Eğer kırmızı eyaletlerdeki düşük konut fiyatı avantajı ciddi biçimde azalırsa, etkileri büyük olur. Niskanen Center’dan Armlovich’e göre, mavi eyaletlerdeki büyük şehirler yüksek maaşlar sunuyor, Kaliforniya’nın iklimi ise “Aden Bahçesi gibi”. Bu yerlerde konut inşaatı gerçekten kolaylaşırsa, mavi eyaletlerden kırmızılara olan göç tersine dönebilir.

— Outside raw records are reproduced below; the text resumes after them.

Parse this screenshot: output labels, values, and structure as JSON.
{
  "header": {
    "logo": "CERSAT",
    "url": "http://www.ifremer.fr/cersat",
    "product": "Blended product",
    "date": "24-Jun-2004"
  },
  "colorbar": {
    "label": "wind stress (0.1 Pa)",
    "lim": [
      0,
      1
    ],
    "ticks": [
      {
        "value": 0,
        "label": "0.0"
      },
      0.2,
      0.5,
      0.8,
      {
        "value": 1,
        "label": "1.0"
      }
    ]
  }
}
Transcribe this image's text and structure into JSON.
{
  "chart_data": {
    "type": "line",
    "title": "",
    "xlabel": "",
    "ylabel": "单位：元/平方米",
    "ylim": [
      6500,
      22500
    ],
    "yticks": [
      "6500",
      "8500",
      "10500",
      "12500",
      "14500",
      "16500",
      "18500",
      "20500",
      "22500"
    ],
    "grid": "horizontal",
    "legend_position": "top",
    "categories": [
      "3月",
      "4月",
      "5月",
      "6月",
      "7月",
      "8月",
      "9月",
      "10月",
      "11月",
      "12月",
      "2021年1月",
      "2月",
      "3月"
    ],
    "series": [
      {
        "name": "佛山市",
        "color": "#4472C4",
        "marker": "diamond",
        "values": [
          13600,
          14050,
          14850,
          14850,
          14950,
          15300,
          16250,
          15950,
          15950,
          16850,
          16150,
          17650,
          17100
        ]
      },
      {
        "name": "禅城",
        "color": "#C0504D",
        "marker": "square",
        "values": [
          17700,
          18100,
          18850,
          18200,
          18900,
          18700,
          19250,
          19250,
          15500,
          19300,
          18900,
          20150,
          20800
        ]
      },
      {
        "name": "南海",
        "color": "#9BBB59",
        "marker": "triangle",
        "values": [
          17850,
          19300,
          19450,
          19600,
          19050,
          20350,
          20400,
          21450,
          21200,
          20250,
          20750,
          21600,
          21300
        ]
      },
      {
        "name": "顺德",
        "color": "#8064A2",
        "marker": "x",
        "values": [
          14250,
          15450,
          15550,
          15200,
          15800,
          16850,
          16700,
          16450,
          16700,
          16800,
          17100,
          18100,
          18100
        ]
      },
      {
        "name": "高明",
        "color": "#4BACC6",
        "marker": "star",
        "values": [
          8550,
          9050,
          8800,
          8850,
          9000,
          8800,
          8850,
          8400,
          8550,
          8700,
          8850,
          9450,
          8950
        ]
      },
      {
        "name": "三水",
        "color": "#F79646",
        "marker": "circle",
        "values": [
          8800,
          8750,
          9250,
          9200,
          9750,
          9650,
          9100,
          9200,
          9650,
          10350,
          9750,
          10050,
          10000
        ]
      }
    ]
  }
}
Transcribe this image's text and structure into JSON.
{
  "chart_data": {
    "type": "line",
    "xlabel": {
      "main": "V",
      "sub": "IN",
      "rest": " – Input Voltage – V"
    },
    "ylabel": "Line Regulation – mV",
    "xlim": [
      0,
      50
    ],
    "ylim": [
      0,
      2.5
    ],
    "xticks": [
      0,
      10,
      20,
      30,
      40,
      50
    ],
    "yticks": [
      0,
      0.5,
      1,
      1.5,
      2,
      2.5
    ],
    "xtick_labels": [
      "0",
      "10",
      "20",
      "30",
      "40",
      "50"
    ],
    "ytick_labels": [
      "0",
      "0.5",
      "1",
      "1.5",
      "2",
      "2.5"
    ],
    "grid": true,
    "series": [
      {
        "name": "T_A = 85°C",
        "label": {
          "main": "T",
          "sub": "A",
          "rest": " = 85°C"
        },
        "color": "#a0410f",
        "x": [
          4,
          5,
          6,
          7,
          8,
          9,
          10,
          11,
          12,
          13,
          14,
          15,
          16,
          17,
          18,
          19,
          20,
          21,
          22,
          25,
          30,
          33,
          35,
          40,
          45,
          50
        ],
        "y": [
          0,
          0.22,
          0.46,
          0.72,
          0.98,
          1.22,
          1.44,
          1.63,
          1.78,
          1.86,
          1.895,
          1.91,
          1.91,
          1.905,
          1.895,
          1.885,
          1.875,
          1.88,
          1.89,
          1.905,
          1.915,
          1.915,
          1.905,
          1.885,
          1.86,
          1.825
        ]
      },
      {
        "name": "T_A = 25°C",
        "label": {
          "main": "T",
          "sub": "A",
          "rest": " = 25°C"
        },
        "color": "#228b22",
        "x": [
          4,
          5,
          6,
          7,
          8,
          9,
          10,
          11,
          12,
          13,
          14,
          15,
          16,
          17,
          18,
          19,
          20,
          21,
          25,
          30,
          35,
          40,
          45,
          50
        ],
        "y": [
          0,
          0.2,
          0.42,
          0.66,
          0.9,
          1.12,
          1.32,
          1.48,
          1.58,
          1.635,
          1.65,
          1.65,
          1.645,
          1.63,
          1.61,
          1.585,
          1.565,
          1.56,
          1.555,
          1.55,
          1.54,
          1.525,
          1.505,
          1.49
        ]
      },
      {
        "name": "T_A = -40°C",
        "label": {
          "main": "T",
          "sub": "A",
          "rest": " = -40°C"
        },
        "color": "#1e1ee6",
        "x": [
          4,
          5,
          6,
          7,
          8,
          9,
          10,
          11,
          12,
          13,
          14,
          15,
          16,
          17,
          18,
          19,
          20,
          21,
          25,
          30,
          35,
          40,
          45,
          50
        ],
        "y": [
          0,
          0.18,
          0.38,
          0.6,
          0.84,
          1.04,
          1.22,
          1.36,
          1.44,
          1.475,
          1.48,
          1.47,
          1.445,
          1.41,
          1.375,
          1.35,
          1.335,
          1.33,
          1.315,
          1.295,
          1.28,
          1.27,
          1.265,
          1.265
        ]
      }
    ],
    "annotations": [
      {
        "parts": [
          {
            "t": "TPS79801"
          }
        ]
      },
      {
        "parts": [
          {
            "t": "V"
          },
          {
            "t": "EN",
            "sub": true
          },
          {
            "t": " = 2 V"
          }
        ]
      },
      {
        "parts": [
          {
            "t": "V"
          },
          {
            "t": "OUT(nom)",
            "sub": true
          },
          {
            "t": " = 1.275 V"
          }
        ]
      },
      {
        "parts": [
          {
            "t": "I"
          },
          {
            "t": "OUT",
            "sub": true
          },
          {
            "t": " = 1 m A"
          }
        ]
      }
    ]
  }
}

Bu değişim siyasi sonuçlar da doğurabilir. Mevcut genel kanı, mavi eyaletlerin ABD nüfusu içindeki payının düşeceği ve Kongre ile Seçiciler Kurulu’nda sandalye kaybedecekleri yönünde. (Kaliforniya’nın 2030 nüfus sayımı sonrası 54 sandalyeden 4–5’ini kaybedeceği öngörülüyor.) Ancak göç azalırsa bu tablo değişebilir. Glock’a göre bu durum, “İnsanlar ayaklarıyla oy veriyor” diyerek kırmızı eyaletleri daha iyi yönetişim örneği olarak gösteren Cumhuriyetçi argümanı da zayıflatır.
Bazı kırmızı eyalet politikacıları bu tehdidin farkına varmış durumda. Teksas, son dönemde “yimby” (inşaat dostu) reformlar yaptı: ticari alanlarda konut yapımını kolaylaştırdı, parsel büyüklüğü sınırlamalarını gevşetti ve komşulara yeni projeleri engelleme hakkı veren düzenlemeleri zayıflattı. Ancak yerel yönetimler, yerel mülk sahiplerine bağlı oldukları için, eyaletin inşaatı teşvik etme çabalarını sıklıkla sabote ediyor. Görünüşe göre, mavi eyaletlerde kentsel gelişimi tıkayan “tuğla blokçular”, şimdi kırmızı eyaletlere de yönelmiş durumda.